I retried the backup to no avail; I got the same error. On inspecting the log (Window -> Log Window), I saw that there was a “critical failure” that was not being handled gracefully by the Time Machine System Restore app in recovery mode. [Hat tip to drice99 for bringing the installer log to my attention, and Tom Fox for the photo below but one.]
In my case, the file or folder that I later found out was corrupted was a Mac App Store receipt folder for an application called “WiFi Signal”. It later turned out that this app would always (at least on my system) produce a corrupt “_MASReceipt/receipt” folder. My final solution was to completely delete the app and find an alternative so that my fresh Time Machine backups don’t get corrupted from this dodgy folder.

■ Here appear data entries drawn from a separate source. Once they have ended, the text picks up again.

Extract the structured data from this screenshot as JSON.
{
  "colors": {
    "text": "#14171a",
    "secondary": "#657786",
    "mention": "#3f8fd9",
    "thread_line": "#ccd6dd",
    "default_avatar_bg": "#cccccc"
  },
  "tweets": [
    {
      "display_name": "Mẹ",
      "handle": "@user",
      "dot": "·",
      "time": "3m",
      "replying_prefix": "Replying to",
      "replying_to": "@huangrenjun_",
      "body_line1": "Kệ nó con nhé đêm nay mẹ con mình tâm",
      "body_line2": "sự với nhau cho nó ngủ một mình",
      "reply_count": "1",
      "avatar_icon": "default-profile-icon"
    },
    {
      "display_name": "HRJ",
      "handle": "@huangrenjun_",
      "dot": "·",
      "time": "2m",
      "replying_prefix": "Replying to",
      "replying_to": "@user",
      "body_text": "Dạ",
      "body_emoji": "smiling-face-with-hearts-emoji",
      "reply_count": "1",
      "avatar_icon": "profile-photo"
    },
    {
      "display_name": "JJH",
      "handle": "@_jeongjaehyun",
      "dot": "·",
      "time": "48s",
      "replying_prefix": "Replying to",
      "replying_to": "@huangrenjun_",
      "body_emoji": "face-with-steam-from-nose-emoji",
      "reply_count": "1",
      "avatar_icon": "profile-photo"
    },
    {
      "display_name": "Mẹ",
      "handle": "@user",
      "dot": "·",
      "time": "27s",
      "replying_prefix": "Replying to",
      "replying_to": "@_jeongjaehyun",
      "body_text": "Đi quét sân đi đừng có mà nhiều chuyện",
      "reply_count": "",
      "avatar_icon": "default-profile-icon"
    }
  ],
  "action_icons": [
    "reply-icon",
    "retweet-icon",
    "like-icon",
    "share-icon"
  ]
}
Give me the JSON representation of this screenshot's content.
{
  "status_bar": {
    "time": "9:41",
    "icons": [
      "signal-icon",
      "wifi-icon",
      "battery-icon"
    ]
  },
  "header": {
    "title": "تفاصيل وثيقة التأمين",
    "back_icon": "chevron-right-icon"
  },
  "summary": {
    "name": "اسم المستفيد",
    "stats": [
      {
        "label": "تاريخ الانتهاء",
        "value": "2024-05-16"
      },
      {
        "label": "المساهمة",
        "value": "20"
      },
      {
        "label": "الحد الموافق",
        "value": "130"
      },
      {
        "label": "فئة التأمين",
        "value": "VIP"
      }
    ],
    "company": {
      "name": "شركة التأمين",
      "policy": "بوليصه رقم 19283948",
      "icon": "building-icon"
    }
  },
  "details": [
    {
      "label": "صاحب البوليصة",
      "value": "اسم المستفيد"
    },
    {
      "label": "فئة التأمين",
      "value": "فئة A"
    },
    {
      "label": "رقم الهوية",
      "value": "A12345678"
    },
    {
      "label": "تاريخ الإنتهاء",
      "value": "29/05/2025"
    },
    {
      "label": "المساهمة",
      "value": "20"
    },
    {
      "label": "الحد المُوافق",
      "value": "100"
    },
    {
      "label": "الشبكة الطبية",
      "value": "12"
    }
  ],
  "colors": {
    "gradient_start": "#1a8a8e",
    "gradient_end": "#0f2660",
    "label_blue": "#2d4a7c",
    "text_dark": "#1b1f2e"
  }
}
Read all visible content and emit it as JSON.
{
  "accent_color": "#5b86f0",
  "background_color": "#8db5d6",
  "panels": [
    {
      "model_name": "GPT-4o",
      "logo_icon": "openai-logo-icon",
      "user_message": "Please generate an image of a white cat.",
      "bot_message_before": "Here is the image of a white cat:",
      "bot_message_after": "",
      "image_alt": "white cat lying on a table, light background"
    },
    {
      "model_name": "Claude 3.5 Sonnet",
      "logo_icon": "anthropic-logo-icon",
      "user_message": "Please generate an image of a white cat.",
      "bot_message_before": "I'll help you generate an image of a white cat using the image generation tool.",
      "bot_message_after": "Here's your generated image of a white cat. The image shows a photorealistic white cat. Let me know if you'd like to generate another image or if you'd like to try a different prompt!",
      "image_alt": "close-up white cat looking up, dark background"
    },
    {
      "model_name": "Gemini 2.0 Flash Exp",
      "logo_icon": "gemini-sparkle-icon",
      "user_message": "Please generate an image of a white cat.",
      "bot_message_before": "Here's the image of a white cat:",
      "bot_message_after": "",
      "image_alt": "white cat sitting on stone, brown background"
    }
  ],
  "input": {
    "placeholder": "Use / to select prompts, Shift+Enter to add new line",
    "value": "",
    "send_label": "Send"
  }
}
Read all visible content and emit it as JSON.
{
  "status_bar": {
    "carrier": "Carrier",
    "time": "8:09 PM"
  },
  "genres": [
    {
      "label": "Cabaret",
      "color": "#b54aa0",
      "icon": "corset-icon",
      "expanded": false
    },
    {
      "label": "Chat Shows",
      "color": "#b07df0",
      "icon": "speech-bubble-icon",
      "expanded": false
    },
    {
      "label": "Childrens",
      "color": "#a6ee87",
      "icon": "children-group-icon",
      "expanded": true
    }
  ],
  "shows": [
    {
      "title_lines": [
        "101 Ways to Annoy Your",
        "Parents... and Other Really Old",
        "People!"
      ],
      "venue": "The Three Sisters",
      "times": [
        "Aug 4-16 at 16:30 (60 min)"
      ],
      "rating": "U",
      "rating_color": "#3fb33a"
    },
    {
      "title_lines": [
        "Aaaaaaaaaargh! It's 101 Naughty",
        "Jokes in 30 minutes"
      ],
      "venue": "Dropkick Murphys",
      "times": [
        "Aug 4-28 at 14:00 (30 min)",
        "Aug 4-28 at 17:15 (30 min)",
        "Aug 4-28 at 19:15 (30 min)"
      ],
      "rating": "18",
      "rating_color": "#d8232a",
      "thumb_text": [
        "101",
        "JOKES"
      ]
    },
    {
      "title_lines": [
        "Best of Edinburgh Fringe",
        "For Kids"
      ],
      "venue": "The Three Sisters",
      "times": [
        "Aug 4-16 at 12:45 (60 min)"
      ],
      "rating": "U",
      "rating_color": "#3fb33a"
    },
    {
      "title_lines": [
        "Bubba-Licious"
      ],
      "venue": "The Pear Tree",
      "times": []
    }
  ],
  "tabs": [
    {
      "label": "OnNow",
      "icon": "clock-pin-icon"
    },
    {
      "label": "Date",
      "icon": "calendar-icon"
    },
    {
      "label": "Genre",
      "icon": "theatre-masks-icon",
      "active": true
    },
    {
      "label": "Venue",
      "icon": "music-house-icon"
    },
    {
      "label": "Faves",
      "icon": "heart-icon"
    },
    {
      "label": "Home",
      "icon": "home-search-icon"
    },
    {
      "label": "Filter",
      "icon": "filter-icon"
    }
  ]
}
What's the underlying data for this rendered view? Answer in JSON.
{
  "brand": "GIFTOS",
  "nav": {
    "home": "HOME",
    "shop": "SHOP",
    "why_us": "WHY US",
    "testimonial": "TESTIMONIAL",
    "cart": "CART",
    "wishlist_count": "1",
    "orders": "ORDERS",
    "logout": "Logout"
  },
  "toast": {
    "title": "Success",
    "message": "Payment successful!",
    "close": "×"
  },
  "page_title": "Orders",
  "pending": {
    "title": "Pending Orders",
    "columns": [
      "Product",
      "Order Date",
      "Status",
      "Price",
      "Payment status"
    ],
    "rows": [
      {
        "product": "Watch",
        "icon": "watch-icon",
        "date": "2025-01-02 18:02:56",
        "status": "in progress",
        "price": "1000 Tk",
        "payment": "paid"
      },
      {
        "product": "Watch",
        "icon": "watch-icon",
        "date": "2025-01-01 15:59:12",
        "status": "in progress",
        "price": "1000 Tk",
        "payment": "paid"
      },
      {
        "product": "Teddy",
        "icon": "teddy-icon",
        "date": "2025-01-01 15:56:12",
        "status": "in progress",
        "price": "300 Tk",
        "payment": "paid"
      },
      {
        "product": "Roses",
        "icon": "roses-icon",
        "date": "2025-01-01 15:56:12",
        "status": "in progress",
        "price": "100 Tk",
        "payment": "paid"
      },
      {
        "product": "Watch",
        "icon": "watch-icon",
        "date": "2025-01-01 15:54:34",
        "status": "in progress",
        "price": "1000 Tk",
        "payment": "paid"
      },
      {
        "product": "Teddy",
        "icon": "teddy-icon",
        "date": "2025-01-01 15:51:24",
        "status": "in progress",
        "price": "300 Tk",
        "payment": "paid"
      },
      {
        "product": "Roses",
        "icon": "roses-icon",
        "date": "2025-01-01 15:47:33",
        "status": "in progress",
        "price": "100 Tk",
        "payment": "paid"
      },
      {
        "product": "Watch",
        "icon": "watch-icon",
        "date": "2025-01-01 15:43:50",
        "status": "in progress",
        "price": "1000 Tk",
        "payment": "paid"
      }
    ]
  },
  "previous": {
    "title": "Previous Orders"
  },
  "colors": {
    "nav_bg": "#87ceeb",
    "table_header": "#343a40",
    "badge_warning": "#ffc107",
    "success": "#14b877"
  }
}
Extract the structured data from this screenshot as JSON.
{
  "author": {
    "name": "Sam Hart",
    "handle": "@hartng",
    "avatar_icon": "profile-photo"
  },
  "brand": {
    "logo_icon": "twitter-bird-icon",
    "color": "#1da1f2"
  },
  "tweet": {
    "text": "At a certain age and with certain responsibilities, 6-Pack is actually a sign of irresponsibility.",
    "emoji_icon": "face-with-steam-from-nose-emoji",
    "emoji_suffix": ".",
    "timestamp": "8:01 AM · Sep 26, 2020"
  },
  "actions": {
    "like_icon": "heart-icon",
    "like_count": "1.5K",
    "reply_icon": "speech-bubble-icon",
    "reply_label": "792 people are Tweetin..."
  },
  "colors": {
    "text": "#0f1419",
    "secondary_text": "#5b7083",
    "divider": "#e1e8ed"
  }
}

I wasn’t able to take another backup from my old machine. I had to fix the Time Machine backup to restore my system. Editing the Time Machine backup to remove the dodgy folder was difficult.
(1) Initially I needed a Finder and Terminal window so I had to setup the new Mac as new with no user data so I could fully access the Time Machine backup to apply the fix. Then I connected the backup to the Mac.
(2) In the case of the Time Capsule I had to first mount the backup:
• In Terminal, I ran these commands:
sudo su -
First we escalate our privileges.
hdiutil attach -nomount -readwrite -noverify -noautofsck /Volumes/TimeMachine/<my-backup>.sparsebundle
Then we mount the Time Capsule ‘sparse bundle’ as if it is a disk.
• By now I had the Time Capsule Time Machine backup of my system mounted as if it was a USB drive Time Machine backup. (So you can skip this second step if you’re working with a USB drive and not a Time Capsule.)
(3) Then I had to delete the problematic folder that was identified in the log:
I took a backup of the folder I was deleting and put it on a USB thumb drive.
Then in Terminal, I ran this command:
sudo /System/Library/Extensions/TMSafetyNet.kext/Contents/MacOS/bypass rm -rfv /Volumes/[disk]/Backups.backupdb/[path]
NOTE: Since High Sierra the path of the bypass tool has changed, so use:
sudo /System/Library/Extensions/TMSafetyNet.kext/Contents/Helpers/bypass rm -rfv /Volumes/[disk]/Backups.backupdb/[path]
This command uses a Time Capsule ‘Safety Net’ feature that lets us ‘bypass’ restrictions and ‘remove’ (rm) the problematic folder.
To make this more easy to follow, he’s a real world example:
sudo /System/Library/Extensions/TMSafetyNet.kext/Contents/Helpers/bypass rm -rfv /Volumes/Backups/Backups.backupdb/Harry\'s\ Mac/2018-03-01-095034/Macintosh HD/Users/harryfear/Library/Application Support/WiFi Signal/_MASRreceipt
Note that where your path has apostrophes and spaces (such as with Apple computer names like Harry’s Mac), you’ll have to escape those characters by putting a backslash before them as I did above. So, …/John’s iMac/… becomes …/John\’s\ iMac/…
(4) Then go back into Recovery mode on the Mac and reattempt to restore from the modified backup. Let me know if it doesn’t work.